My choice for this kind of work is the CD4049, which has a typical output of 16 ma. There's that "typical" again. The typical (ugh) graphs show it pulling 32-40ma to within 2 volts of the supply. So it has a much higher current capability.  It's output can, for instance, drive an LED through a resistor directly. You can make three of the six gates do the flip-flop, LED driver, and cap driver in a similar circuit, and have three more inverters to play with. But again, that's just me.

[digi2t]

Did another test, loosely based on what you've suggested. This pedal is all SMD, so I'm avoiding having to do any solder work unless really necessary.

With the pedal disconnected from the power supply, I used a battery as the + trigger. Connected the battery negative to coil negative, and touched battery positive to the + side of the cap. Relay clicked on.

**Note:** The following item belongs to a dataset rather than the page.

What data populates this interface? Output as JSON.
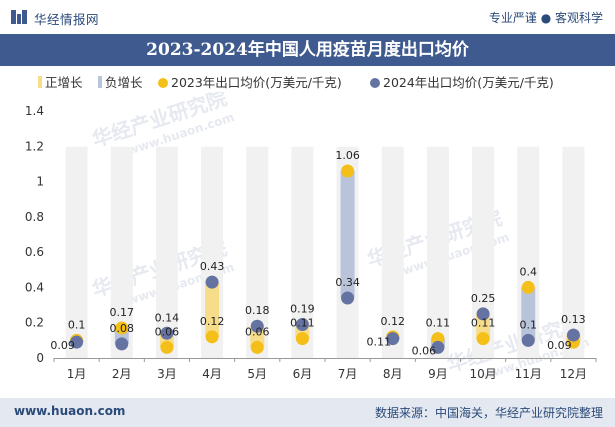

I plugged the pedal into the power supply, and with a jumper, touched cap + to ground. Relay clicked off.

Can I assume then;

- cap is supplying enough of a spike either way for the relay to work.
- 4018 is defective, providing enough current to power the LED, but not enough to flip the relay on. Maybe internal low resistance to ground within the chip allows enough current to ground (turns relay and LED off), but not enough positive current to turn relay on.

[digi2t]

AWWWW FOR THE LOVE OF PETE!!!!

My power supply is the problem. All this time I was using my trusty Morley adapter (9vdc - 300mA). Then, thanks to R.G.'s breakdown, the word "current" started washing over my brain.

Pulled out my Boss PSA adapter (9vdc - 500mA).

BINGO!!! All is well in the universe.

This is one current hungry pedal.

Thanks for the guidance guys.